Monday, October 13, 2008

Paying the Second Part of the Month Bills

I get paid on Wednesday and wrote out the checks for the mid month bills. I'll drop them in the mail on Wednesday. I don't anticipate any other expenses other than a small grocery shop, buy some dog food, a $20 hobby expense and gas for the car. I have a bunch of food products to use up in the cupboards. Plus I made a kick butt lentil soup in the crock pot this weekend, using up some veg, a quart of chicken stock and the lentils. A friend of mine dropped off a loaf of her homemade pumpernickel bread (it is truly to die for, she used to be a professional baker) and I am fairly well set on food for the remainder of the week. I will on October 30th, take the remainder of my cash in my checking account and transfer it to my E-fund.

I just have to laugh at myself. It's really taken me almost a whole year to change my fiscal habits for the better. A whole year. But in this year, what was a struggle to change or adapt to has become second nature and less of a struggle. I really thought for a number of months that I had a control on my spending and savings. I did not. I've had a couple months of Oh Cripes, what did I spend money on? I thought I had this under control? Nope, not really. It's gotten soo much better and I'm glad to see this old dog has learned some new savings tips.

Now if I could just master scheduling posts in blogger, I'd be all set.......

Happy Thanksgiving To My Canadian Readers

Hope you had a great weekend of Turkey, Stuffing, good food and good friends!

BB

The Weekend


It was a picture perfect weekend here in New England. I had a great time working on my goal list, outlining future blog posts and visiting locally with friends. I took the above photo from my car, the trees are in glorious color. This is one reason why I live in New England.

Up Almost 1,000 points!

The Dow just closed and it was up almost 1,000 points. This whole banking crisis is wild. I just hope the world markets level out and we can get back to "normal", what ever normal may be.

Thursday, October 9, 2008

A Few Updates

I've been absent from blogging and reading for the main reason I've been busy with the second job, the primary job and my laptop at home has decided not to work (the L, the O, the 9 and a bunch of other keys don't work). It's been difficult to post at work recently, just not a lot of time to hang out on blogger when people are hanging out over my shoulder.

I took Friday off to go work my second job for the weekend. I achieved my on going goal of making enough money to cover my car payment for the month. I have a bit of vacation time and just can't swing a vacation right now, so I used the day off to earn some extra cash. I can't and won't do this on a regular basis, but this was my exception to the rule. I'm a firm believer in vacations (stay at home or travel) to refresh the mind and spirit, as much as I want to achieve certain financial goals, the time off is needed and necessary. As of now, I don't have any time scheduled at the second job until at least the middle of November. Not great, but for now, out of my control.

I deposited the check from my friend Adam on Thursday (I missed the credit union on Wednesday) and so far it has not bounced on my account. I did send an e-mail reminding him that the check was going to my account. He was traveling for a big trade show this past weekend and I don't know what access he had to e-mail or if he was going to just "ignore" my e-mail. We shall see.

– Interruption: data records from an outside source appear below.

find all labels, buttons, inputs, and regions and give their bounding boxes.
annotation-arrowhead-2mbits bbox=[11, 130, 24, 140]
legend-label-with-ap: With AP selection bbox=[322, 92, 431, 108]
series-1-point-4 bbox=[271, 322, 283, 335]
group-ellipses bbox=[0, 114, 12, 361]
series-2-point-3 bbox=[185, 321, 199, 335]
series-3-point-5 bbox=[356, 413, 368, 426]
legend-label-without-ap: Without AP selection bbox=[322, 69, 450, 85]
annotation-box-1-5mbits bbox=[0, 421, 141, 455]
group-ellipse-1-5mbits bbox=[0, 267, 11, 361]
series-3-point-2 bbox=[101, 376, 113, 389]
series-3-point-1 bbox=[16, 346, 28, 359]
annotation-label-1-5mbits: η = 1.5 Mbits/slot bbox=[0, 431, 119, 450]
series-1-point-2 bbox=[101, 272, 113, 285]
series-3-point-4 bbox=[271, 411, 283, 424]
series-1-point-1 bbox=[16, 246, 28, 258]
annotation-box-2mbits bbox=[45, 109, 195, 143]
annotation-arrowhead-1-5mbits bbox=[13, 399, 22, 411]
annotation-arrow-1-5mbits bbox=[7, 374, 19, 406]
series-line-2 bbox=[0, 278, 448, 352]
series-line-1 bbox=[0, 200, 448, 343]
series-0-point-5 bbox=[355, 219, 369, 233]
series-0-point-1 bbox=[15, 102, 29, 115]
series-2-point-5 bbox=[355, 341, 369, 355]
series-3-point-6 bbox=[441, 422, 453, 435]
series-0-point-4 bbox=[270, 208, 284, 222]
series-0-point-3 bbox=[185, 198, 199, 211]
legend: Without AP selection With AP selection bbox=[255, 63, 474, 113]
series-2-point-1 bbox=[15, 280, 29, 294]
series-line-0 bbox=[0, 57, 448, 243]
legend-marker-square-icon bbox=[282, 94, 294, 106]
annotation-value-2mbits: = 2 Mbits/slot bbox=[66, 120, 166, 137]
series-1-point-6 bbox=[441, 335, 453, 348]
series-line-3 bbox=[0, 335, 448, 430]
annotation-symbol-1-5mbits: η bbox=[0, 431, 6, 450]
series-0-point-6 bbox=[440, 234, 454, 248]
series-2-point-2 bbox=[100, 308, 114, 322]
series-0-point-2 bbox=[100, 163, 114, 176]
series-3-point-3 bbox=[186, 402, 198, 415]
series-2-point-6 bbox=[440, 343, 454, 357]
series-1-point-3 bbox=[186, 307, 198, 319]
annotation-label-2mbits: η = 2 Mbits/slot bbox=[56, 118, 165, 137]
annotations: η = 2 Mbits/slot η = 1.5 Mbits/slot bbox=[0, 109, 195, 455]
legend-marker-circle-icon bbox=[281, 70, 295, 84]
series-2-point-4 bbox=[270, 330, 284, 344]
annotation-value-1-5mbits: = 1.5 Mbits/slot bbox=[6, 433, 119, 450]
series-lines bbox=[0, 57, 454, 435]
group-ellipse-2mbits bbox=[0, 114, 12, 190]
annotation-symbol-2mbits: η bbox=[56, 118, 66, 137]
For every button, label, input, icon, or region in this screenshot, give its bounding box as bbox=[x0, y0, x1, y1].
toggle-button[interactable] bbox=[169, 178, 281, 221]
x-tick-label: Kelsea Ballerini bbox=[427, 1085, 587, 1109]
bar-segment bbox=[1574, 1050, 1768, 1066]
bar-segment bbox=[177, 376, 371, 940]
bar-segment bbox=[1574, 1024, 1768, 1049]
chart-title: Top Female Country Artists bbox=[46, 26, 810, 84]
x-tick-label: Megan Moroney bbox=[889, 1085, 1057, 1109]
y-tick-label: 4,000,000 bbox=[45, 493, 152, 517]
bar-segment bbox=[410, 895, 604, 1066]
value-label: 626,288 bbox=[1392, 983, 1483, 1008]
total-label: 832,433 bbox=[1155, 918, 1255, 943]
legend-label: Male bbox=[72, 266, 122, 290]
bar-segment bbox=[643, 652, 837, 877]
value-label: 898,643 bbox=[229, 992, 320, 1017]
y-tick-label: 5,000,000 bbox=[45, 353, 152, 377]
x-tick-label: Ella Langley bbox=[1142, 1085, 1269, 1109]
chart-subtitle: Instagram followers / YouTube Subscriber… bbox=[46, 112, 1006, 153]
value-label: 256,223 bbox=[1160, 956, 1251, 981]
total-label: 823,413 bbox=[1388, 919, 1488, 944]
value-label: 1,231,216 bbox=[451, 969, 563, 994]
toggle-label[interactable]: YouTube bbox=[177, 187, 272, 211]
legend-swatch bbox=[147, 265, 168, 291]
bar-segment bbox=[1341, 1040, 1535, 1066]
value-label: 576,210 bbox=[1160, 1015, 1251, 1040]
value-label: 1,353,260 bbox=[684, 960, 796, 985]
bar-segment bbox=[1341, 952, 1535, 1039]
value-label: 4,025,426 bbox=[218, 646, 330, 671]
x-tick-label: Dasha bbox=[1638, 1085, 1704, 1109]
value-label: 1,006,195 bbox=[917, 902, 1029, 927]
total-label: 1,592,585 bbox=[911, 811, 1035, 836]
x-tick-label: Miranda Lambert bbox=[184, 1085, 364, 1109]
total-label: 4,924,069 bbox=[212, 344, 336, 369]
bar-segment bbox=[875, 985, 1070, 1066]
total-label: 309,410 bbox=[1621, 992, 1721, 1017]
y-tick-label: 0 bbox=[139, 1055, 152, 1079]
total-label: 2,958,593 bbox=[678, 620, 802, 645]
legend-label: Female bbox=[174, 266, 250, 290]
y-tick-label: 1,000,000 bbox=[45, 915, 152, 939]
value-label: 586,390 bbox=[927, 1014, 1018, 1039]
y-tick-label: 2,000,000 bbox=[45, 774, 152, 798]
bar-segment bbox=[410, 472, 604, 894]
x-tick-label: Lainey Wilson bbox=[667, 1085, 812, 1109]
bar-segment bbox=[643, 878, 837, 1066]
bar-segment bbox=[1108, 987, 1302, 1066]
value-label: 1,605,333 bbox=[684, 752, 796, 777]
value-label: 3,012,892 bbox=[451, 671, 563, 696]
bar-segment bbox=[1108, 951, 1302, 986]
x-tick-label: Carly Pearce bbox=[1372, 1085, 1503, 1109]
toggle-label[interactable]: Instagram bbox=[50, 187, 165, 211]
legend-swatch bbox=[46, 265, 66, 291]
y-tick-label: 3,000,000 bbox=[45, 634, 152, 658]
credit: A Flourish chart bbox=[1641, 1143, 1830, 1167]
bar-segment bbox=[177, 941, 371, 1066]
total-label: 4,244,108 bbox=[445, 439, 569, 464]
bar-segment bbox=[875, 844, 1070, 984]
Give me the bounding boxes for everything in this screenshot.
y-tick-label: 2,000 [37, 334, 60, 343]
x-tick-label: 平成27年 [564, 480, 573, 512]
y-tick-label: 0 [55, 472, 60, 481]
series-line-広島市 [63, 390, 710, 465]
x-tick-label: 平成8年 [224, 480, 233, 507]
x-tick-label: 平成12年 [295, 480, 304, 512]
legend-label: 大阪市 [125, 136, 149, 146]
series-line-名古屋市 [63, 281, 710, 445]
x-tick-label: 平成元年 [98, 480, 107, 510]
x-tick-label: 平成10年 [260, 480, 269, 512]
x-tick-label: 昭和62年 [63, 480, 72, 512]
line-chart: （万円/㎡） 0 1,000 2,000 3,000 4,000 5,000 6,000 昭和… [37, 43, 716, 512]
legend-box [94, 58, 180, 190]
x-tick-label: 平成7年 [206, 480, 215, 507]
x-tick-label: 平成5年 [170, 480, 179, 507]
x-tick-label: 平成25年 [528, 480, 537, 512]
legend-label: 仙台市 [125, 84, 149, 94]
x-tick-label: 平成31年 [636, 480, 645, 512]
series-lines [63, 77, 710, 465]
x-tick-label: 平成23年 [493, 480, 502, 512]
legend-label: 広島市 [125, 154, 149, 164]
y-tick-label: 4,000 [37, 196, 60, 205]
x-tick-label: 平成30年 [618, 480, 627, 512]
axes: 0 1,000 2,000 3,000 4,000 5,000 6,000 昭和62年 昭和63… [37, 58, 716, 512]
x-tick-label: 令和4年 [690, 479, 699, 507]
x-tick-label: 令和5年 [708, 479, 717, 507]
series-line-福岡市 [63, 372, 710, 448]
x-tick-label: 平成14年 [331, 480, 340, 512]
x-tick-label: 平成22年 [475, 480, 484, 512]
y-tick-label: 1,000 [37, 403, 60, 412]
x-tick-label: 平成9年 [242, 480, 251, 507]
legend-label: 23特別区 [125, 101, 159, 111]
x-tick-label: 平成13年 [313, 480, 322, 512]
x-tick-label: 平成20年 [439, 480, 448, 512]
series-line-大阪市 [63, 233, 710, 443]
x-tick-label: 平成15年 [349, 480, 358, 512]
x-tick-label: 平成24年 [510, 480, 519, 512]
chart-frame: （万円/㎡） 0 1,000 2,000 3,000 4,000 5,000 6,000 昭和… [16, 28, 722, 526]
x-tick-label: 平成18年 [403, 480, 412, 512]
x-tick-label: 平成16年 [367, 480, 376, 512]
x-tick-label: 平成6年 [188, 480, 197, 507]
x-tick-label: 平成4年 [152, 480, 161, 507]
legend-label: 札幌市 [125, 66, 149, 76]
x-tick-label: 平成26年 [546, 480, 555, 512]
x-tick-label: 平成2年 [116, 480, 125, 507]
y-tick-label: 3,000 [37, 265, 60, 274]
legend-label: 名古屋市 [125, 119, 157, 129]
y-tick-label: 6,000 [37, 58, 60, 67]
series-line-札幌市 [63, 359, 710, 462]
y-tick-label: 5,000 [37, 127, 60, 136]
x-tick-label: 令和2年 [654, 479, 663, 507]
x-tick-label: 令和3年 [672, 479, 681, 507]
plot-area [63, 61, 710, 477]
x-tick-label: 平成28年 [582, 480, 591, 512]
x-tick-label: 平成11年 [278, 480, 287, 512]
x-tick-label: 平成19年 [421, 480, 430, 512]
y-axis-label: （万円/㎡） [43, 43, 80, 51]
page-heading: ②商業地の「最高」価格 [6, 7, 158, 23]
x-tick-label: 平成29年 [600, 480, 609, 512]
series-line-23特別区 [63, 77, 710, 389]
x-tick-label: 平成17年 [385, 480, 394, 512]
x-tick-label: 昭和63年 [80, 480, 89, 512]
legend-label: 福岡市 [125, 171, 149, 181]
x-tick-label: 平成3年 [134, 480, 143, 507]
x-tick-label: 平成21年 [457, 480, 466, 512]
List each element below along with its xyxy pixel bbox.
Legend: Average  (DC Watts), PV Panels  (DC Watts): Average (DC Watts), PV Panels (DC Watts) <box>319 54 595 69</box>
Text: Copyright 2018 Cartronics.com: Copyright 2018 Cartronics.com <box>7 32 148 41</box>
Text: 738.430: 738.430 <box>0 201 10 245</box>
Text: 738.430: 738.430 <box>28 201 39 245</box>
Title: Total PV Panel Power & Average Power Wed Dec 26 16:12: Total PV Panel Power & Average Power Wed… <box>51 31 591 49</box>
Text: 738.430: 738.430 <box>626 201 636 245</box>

Like many people, my boss at my current job is not happy with the whole economic bailout and subsequent fluctuations in the stock markets. I'm not either. It does affect our business. My boss has an obsession with how and what the Dow Jones does. I've switched my focus to the FTSE. I get the FTSE closing figures around coffee break time. We are keeping our fingers crossed that this will settle down in the next week or two.

I do need to figure out my October goals. I very much liked having just two goals to work for, it made me a happier person. I did not give into those feelings of "failure" when my lengthy goal list was not met. Like I've said before, I'm trying to look at the glass half full.

On the upside, it IS a glorious day here in New England,I hope it is the same for all of you! I'll be back to posting on a regular basis in a day or three.